A crítica da secretária baseia-se em levantamento feito junto à Associação Brasileira de Organizações Não-Governamentais (Abong), no qual verificou que 42% das ONGs filiadas à entidade se concentram na região Sudeste. "Repete-se no campo da sociedade civil o mesmo fenômeno de mercado", diz Wanda. "As ONGs estão concentradas onde o Brasil é mais rico, seguindo a mesma distribuição injusta de renda existente no País."
Para outra especialista no assunto a questão precisa ser "relativizada".
Trata-se da antropóloga Leilah Landim, pesquisadora do Instituto Superior de Estudos da Religião (Iser) e autora do estudo ONGs: Um Perfil do Cadastro das Filiadas à Abong. "Embora sem visibilidade, no interior do Brasil existem pequenas organizações, estruturadas localmente. Acredito que são fenômenos mais invisíveis do que inexistentes", diz.
Para a antropóloga, o crescimento do número de ONGs em centros como Rio e São Paulo é um "fenômeno natural e previsível". Leilah estima que existam cerca de 15 mil organizações no País, incluindo as entidades ligadas a igrejas. Esse número foi obtido a partir do registro das 250 mil organizações que se declararam sem fins lucrativos junto à Receita Federal.
Criada há dez anos, a Abong tem 256 filiadas, entre elas organizações de grande porte, como Fundação SOS Mata Atlântica, Centro Brasileiro de Análises e Planejamento (Cebrap), Médicos Sem Fronteiras e Associação Brasileira Multiprofissional de Proteção à Infância e à Adolescência (Abrapia).
Licitação - O prefeito do Rio, Cesar Maia, concorda com a avaliação da secretária Wanda Engel, que foi responsável pela pasta de Desenvolvimento Social, durante o período anterior em que ele esteve à frente da administração municipal, entre 1993 e 1996.

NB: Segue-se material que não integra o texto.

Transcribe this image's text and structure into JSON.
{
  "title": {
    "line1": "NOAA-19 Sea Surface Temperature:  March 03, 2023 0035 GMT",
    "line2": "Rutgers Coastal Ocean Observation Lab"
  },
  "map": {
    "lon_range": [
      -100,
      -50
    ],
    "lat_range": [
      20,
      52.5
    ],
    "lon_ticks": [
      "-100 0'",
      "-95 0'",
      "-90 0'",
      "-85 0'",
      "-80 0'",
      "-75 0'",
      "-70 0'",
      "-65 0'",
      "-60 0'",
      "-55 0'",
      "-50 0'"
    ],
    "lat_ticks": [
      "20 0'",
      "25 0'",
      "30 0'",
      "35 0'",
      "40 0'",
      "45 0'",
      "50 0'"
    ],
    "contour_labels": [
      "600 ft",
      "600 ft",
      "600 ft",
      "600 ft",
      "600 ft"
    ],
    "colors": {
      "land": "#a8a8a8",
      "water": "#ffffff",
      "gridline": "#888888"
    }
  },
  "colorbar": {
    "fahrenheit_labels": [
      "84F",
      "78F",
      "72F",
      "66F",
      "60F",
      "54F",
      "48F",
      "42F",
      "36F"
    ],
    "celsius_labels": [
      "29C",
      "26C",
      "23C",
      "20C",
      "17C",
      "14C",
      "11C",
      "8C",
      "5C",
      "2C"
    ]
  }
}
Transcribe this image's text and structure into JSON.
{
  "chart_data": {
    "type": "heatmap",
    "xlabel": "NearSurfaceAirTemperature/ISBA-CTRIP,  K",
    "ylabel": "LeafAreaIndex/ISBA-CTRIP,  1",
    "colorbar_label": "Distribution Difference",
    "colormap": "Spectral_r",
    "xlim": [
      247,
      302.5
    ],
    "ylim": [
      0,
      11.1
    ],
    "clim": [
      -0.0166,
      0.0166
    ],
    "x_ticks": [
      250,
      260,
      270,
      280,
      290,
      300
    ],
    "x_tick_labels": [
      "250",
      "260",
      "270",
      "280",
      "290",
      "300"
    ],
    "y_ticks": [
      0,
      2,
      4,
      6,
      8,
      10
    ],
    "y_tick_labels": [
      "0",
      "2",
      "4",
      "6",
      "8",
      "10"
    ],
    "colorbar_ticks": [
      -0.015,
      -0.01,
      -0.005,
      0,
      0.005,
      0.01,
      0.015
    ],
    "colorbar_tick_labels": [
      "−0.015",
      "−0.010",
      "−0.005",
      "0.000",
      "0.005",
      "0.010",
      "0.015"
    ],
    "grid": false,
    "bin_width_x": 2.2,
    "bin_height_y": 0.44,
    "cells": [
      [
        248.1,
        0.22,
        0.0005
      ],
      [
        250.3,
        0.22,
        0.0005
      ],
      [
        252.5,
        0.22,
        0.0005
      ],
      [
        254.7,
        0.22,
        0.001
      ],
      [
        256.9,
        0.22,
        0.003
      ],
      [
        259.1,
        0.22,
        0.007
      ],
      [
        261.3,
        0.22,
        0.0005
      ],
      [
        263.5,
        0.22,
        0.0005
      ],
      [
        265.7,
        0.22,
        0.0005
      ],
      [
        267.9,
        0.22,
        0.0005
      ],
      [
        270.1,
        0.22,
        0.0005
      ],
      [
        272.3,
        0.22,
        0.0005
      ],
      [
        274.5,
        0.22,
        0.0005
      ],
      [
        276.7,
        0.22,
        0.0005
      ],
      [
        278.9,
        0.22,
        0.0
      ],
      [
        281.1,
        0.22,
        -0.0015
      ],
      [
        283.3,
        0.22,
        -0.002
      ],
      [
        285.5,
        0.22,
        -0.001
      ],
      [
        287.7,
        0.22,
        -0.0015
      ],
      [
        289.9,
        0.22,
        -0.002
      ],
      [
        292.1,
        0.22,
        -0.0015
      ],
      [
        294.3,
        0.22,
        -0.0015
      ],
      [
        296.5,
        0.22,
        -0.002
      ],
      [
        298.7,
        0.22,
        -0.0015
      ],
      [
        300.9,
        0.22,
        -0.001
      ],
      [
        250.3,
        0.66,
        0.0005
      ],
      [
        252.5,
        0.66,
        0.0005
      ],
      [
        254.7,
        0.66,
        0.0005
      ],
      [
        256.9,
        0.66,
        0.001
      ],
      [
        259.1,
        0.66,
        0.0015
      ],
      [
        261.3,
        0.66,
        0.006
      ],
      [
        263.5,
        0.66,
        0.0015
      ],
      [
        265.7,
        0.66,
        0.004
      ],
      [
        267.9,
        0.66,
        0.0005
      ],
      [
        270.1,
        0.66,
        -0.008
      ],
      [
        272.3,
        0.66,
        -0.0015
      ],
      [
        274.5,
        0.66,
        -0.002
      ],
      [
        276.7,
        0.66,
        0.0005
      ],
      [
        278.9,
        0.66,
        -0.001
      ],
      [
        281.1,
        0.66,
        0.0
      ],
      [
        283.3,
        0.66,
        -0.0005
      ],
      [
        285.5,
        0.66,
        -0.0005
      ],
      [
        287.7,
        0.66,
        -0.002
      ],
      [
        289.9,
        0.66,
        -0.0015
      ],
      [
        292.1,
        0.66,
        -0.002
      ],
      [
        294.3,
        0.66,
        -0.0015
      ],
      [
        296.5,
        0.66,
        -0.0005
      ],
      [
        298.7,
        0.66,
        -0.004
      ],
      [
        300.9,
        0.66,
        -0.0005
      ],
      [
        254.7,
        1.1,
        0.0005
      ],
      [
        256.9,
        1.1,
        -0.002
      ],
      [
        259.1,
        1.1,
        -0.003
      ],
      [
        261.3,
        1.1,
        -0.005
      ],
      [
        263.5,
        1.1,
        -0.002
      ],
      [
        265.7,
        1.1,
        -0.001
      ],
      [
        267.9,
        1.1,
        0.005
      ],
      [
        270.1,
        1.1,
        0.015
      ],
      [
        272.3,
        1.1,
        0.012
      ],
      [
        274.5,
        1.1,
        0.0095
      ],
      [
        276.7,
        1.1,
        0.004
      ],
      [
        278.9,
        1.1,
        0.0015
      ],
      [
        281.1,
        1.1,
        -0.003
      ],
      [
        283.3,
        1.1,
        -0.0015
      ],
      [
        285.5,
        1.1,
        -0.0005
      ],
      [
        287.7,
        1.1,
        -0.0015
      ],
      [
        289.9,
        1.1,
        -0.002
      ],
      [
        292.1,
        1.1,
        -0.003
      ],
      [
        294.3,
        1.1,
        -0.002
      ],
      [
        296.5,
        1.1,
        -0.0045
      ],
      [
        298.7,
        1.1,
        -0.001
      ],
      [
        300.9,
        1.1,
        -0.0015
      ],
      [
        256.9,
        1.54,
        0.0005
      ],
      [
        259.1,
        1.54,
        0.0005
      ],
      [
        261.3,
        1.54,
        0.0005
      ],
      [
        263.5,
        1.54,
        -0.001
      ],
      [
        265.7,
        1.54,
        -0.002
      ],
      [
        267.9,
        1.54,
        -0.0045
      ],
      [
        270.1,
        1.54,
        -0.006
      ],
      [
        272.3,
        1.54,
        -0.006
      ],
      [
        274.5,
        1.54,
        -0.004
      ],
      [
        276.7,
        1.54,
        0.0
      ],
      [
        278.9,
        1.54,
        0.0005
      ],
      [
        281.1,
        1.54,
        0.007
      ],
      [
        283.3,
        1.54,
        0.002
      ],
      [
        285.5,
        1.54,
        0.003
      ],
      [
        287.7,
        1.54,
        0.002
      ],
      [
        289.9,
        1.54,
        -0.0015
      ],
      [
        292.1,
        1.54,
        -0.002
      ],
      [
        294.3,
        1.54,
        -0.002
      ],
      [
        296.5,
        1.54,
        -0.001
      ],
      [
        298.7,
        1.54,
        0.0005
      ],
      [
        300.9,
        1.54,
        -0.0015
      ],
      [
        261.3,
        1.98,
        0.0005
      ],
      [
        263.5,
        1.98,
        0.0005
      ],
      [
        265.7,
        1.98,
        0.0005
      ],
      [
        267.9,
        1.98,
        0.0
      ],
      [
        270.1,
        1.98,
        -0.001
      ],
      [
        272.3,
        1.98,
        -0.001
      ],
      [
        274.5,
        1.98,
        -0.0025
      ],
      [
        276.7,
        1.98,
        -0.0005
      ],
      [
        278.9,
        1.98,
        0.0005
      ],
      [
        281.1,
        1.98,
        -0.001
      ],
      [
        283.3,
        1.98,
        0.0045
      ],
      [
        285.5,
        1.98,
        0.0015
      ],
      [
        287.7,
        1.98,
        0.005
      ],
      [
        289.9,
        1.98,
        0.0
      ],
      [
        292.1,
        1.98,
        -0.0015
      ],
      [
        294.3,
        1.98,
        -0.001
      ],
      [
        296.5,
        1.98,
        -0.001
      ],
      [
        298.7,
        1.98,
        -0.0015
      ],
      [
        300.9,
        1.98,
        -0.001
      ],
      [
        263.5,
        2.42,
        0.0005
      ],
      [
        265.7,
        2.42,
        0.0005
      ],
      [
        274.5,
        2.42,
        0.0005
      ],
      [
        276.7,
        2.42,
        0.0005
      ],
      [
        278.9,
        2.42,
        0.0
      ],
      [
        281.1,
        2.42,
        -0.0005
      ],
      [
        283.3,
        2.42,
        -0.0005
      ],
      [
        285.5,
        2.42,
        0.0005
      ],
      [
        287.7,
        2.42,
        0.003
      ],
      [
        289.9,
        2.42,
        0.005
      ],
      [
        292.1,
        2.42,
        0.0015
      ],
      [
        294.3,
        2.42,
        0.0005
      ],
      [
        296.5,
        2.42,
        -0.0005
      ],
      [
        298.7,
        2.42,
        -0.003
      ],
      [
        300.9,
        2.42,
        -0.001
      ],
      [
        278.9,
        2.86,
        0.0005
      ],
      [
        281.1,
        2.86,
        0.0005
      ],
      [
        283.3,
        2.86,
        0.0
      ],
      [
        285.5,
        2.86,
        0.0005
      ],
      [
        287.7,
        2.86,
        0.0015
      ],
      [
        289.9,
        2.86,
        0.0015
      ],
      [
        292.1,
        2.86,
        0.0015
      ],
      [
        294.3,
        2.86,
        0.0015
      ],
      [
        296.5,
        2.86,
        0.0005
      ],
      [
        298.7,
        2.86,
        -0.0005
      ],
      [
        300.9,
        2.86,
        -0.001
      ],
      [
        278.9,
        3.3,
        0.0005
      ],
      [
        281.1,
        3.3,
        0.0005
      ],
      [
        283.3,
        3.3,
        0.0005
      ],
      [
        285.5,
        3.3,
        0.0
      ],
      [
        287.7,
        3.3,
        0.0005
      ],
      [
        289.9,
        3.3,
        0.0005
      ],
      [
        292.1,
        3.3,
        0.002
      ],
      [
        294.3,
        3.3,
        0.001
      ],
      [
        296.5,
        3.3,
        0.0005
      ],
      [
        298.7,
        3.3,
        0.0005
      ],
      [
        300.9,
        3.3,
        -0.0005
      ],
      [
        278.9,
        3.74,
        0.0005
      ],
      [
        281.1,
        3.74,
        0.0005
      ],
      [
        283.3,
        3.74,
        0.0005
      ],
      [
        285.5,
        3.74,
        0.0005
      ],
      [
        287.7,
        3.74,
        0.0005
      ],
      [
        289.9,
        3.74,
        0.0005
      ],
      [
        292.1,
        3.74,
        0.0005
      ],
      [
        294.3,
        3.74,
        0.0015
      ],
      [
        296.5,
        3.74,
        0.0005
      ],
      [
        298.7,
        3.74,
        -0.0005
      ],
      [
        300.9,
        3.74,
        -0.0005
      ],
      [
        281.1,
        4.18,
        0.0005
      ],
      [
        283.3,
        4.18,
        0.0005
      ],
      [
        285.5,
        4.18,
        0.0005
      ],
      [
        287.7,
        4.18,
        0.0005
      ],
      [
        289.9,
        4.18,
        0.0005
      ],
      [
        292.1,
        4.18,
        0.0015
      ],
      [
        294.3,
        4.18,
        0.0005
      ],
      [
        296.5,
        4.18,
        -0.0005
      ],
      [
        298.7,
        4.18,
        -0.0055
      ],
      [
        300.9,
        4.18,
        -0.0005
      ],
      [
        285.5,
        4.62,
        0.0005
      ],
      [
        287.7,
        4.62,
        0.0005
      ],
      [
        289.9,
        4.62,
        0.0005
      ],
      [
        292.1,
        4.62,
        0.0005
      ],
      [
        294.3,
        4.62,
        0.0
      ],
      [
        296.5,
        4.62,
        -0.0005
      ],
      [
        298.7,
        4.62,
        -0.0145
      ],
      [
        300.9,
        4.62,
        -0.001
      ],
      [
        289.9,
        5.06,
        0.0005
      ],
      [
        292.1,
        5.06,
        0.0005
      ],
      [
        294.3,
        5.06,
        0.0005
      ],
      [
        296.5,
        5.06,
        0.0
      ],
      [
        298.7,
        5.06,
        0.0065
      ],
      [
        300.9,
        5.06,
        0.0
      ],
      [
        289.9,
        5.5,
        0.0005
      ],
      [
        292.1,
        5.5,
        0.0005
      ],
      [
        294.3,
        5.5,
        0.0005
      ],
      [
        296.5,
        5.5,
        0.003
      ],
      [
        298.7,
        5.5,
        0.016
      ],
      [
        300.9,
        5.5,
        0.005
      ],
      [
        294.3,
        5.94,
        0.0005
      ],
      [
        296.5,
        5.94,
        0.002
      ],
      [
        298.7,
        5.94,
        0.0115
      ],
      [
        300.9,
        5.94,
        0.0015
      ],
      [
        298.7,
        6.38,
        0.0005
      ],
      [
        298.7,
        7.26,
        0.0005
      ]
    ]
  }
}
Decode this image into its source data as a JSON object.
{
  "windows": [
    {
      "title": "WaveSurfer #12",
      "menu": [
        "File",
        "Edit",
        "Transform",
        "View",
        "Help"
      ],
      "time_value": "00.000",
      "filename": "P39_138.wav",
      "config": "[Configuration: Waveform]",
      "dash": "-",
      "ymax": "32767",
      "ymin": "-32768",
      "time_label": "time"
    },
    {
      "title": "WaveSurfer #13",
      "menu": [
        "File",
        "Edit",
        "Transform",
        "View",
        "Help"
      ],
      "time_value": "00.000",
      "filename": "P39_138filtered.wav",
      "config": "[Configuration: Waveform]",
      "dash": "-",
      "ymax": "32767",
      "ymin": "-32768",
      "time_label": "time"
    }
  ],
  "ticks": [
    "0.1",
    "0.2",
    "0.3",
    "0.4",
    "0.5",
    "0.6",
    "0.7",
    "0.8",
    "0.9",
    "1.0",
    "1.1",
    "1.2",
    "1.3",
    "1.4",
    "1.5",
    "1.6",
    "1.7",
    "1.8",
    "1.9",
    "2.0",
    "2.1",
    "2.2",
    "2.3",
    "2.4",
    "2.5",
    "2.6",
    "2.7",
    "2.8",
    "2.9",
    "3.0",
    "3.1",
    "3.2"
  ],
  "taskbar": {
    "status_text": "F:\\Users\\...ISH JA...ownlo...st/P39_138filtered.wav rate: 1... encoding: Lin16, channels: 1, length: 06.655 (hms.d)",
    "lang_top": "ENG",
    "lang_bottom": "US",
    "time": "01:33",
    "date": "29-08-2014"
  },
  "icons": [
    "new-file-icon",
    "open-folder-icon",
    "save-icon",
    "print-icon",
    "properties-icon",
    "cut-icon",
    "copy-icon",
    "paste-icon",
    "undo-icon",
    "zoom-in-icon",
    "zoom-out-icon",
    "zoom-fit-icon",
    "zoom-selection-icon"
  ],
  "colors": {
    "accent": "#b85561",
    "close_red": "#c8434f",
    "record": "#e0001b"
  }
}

No início do ano, um dos primeiros atos do prefeito foi romper os convênios com a organização não-governamental Viva Rio, que atua na área de direitos humanos, segurança pública e educação. "As ONGs estão se transformando em empresas prestadoras de serviço, que fogem da licitação. O Viva Rio é um exemplo disso. Como tem visibilidade através da TV Globo, passa a interessar às empresas que querem divulgar sua marca associada a projetos sociais", afirmou Maia, em entrevista por e-mail.
Para o prefeito, uma ONG não pode prestar serviços continuados, como ocorre com algumas entidades. "Sua função é temática, crítica, de desenvolvimento ou implantação de idéias. Portanto, sua relação com o setor público deve ser temporária." Hoje a Prefeitura do Rio mantém convênios com cerca de 300 ONGs, mas o prefeito quer reduzir esse número.
O antropólogo Rubem César Fernandes, diretor do Viva Rio, considera natural a concentração de ONGs em áreas com mais recursos. "É a realidade do País.
Não temos um orçamento para decidir a região na qual vamos nos instalar e por isso prevalece a lógica do mercado."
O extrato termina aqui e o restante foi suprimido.